Police mum on how they think killer entered victims’ homes
By Michelle L. Price and Ken Ritter
Associated Press
CARSON CITY, Nev. (AP) - Nervous neighbors were burning lights at night in a northern Nevada community where Connie Koontz and Sophia Renken were killed this month in slayings that authorities blame on a 19-year-old from El Salvador said to be in the U.S. illegally.
Residents also were on edge about an hour's drive north, where Gerald David, 81, and his 80-year-old wife, Sharon, were found shot dead Jan. 16 in their south Reno home. The Davids were prominent members and officers of the Reno Rodeo Association.
Authorities are blaming the four killings over a six-day span on Wilbur Ernesto Martinez-Guzman, who was arrested Saturday in Carson City.
"It definitely shook a lot of people up," Gardnerville Ranchos resident Michael Lucas said Wednesday of the cases made part of the immigration debate when President Donald Trump cited them as evidence of the need for the proposed U.S.-Mexico border wall at the heart of a partial government shutdown.
"Four people in Nevada viciously robbed and killed by an illegal immigrant who should not have been in our Country," Trump said in a Monday tweet. "We need a powerful Wall!"
Authorities in Nevada's Washoe and Douglas counties, where the victims lived, have not said if robbery was a motive.
But prosecutors in the two counties have said they plan in coming days to charge Martinez-Guzman with the killings.
First, however, he was charged in Carson City on Thursday with burglary and stolen property crimes - amid prosecutors' arguments that he should remain jailed while investigators keep looking for links between him and the four dead people.
"They're continuing to look at, 'How were these cases connected?'" Carson City Sheriff Ken Furlong said. "I have a hard time believing these were random."
Federal immigration authorities told Furlong that Martinez-Guzman was from El Salvador and is in the U.S. illegally. Immigration and Customs Enforcement officials have not provided details about how he entered the U.S.
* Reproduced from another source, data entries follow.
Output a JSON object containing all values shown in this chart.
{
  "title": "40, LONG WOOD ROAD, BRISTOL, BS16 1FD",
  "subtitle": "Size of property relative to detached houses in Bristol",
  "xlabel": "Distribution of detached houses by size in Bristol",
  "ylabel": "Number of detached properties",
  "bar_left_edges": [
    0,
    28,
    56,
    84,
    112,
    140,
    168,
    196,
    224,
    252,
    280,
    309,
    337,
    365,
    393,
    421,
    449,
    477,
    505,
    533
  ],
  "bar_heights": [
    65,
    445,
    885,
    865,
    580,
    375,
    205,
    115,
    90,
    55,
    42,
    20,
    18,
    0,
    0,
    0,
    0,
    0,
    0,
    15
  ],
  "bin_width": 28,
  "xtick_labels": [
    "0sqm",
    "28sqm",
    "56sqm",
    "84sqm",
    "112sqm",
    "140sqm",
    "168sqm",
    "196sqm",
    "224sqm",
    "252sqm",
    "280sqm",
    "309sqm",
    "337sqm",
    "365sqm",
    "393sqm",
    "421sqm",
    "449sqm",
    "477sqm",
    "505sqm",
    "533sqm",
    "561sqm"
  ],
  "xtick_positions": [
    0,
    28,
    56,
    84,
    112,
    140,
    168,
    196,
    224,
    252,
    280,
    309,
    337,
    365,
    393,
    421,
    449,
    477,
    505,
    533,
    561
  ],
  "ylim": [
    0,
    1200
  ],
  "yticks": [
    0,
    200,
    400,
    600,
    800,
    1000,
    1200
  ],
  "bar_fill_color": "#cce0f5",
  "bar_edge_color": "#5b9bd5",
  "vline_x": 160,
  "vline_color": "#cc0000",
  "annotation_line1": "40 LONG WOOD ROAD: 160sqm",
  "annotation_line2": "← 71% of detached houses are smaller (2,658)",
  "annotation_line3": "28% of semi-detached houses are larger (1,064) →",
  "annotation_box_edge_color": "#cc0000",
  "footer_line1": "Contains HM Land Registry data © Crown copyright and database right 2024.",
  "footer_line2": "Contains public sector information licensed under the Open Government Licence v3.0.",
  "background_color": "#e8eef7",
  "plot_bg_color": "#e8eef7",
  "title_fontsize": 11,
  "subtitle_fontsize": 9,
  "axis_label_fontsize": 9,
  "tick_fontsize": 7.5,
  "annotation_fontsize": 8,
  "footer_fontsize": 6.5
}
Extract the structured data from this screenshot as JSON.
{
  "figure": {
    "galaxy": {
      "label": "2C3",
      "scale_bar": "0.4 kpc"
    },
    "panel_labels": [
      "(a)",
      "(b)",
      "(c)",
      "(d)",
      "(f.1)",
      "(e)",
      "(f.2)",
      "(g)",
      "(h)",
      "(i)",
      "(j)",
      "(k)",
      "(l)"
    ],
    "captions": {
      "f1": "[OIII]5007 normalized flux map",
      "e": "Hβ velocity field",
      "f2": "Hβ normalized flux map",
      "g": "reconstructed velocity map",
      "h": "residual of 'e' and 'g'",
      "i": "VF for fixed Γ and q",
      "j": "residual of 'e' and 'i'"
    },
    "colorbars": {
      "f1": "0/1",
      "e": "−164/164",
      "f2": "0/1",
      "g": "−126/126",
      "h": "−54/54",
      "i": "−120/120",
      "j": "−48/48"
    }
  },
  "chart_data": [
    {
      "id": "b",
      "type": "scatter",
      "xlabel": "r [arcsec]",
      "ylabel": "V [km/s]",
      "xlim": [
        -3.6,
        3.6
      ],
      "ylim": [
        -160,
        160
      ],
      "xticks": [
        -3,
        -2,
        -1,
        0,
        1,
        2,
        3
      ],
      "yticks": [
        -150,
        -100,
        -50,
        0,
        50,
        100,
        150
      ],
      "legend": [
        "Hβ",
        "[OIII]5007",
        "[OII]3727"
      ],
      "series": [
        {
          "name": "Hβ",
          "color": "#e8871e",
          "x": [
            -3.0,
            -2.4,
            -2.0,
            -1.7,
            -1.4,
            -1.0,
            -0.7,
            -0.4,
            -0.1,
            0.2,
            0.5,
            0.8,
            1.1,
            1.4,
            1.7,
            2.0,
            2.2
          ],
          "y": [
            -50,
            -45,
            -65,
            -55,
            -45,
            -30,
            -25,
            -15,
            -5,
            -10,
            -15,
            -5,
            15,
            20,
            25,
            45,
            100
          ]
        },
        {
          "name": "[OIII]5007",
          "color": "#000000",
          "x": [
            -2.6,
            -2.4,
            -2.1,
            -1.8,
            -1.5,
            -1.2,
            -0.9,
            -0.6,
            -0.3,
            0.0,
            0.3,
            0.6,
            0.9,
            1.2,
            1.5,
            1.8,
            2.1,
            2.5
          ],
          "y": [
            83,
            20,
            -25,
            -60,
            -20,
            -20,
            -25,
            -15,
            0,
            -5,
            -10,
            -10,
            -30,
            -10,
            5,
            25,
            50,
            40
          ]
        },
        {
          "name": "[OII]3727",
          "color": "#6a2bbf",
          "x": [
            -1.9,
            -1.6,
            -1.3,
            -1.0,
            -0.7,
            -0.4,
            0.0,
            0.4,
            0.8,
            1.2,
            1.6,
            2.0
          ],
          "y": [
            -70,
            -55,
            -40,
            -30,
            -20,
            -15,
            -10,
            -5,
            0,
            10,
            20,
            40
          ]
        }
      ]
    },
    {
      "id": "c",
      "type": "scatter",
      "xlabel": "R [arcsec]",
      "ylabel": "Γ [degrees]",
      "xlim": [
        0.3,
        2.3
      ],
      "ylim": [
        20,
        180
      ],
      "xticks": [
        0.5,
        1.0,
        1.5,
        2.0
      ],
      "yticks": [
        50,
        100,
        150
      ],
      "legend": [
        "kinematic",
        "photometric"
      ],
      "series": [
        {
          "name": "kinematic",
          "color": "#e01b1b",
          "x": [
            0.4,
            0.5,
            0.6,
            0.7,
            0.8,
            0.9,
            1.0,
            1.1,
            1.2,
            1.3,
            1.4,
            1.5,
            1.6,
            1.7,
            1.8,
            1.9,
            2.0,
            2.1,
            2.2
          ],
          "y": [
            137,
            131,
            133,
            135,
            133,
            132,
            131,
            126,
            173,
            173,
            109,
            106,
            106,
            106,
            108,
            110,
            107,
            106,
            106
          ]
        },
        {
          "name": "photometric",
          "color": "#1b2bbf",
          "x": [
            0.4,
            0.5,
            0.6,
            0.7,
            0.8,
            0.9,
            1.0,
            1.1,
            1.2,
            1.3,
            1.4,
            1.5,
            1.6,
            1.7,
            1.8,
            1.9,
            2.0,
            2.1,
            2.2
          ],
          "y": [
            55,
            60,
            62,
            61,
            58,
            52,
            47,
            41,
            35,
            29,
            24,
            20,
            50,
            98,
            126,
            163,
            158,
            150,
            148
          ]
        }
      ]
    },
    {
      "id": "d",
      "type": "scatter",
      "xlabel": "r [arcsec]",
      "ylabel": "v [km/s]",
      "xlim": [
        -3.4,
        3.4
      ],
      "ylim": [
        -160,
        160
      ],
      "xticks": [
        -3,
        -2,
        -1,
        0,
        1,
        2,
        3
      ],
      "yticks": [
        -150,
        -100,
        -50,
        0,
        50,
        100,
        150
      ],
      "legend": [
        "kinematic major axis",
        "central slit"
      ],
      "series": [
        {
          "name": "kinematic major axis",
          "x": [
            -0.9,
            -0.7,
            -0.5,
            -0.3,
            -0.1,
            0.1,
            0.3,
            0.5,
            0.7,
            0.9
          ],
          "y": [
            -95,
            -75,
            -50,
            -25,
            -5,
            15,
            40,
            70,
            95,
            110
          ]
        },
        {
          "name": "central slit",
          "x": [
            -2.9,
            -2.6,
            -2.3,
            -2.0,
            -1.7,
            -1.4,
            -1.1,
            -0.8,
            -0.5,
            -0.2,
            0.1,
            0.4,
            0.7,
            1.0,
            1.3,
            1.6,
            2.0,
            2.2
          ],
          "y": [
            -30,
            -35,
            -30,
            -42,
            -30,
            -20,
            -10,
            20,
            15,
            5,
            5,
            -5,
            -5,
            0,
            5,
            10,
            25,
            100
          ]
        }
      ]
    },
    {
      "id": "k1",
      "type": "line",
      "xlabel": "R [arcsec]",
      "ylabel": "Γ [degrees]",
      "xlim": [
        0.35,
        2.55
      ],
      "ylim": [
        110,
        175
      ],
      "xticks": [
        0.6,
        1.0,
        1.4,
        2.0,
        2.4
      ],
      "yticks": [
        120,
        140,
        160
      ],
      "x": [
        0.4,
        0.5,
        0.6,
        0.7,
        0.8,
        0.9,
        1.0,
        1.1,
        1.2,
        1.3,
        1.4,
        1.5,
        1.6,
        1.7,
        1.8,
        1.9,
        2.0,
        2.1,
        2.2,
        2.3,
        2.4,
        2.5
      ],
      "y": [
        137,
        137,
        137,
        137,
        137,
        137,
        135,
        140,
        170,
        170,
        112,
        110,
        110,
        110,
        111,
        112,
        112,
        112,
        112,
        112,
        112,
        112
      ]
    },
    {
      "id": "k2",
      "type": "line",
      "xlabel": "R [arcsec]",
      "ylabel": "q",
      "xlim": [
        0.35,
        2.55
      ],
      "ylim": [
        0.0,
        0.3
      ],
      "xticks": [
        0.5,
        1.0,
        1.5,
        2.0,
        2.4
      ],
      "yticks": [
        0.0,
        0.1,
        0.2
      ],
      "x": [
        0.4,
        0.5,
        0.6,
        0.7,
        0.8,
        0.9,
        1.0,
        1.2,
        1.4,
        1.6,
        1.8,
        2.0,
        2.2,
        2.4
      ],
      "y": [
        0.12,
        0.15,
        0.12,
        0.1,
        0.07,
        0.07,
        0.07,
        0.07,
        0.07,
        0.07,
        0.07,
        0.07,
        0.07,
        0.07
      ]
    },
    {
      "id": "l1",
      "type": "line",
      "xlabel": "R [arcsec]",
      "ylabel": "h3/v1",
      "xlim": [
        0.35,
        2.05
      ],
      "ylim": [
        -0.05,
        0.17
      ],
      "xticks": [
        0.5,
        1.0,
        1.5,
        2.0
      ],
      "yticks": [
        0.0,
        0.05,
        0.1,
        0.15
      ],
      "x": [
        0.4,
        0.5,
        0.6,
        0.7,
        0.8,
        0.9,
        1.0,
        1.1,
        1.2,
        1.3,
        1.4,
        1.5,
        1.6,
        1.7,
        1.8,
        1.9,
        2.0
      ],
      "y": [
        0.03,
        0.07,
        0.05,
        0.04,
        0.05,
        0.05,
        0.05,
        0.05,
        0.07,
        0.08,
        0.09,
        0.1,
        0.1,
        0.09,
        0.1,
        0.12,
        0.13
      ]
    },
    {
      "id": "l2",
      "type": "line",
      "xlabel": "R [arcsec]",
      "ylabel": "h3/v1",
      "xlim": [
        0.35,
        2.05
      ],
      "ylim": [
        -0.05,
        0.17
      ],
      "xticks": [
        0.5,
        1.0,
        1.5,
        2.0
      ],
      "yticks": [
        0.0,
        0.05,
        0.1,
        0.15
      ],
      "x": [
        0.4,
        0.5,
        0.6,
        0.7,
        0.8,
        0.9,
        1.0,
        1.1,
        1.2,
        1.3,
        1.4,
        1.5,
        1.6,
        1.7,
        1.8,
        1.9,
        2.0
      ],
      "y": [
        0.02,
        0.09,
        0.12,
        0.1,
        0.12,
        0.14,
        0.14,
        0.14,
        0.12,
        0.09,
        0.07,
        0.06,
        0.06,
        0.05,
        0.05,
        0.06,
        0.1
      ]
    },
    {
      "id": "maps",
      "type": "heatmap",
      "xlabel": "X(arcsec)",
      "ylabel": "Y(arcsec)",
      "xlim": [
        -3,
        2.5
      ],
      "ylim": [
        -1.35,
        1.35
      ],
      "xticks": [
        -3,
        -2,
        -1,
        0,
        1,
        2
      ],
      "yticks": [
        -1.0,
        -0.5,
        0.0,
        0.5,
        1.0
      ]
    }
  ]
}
Some information about the killings could emerge during bail arguments before Justice of the Peace Thomas Armstrong. Martinez-Guzman also is expected to have a lawyer appointed to his case.
District Attorney Jason Woodbury said investigators found that Martinez-Guzman was cashing in the victims' belongings at pawn shops, but no evidence of similar killings in the state capital city.
Furlong said that apparently stolen property retrieved from Carson City apartments associated with Martinez-Guzman made him a suspect in several other burglaries.
Lucas said the killings have chilled the friendly warmth of Gardnerville Ranchos, where the snow-capped Sierra Nevada mountains frame a community where neighbors used to walk into each other's homes without knocking.
"I pulled over one day to check my phone, and I got immediately flooded with spotlights," Lucas said. "The homeowner came out with a rifle, was checking the side yard."
Lucas worked with 56-year-old Koontz at the nearby Walmart and knew her as funny, kind and a caregiver for her mother.
Renken belonged to an antique automobile club, drove a Ford Model A and always volunteered to help. Her friend Robin Reedy said Renken seemed much younger than her 74 years.
Renken's neighbor, Jim Gibson, told The Associated Press he was home but didn't hear anything unusual the night investigators believe she was killed.
"I didn't leave the house for five or six days," Gibson said. He characterized his home as "pretty much on lockdown" with new security alarms, floodlights and a camera since Koontz's body was found Jan. 10 and Renken was discovered dead Jan. 13.
Neighbors worry, Gibson said, because police have not said how they believe the killer entered victims' homes.
Illegal immigration hasn't been a problem Gardnerville Ranchos in the past, Gibson said, but added that if the suspect "snuck across the border," it bolstered Trump's argument.
Since the first days of his presidency, Trump has repeatedly pointed to crimes committed by immigrants in the country illegally to argue that the U.S. needs a border wall and tougher immigration policies.
Many academics and Trump's critics have pushed back on this narrative, citing studies that have found immigrants are less likely to commit crimes than people born in the United States.
University of California, Irvine, sociology professor Ruben Rumbaut co-authored a recent study that said crime rates fell sharply from 1990 to 2015 at a time when illegal immigration spiked. Crime rates were low in immigrant-rich and border cities like El Paso, Texas, and San Diego.
Alex Nowrasteh of the libertarian Cato Institute, reviewed academic literature in 2015 and found, "With few exceptions, immigrants are less crime prone than natives or have no effect on crime rates ... (The) research is fairly one-sided."
Lucas said there were mixed feelings among his neighbors about Trump highlighting the Nevada killings. He said he didn't previously support a border wall but the killings made him reconsider.
"Something has to change," Lucas said of U.S. immigration policies. "The good people are struggling to get in and the bad people, it's too easy to get in."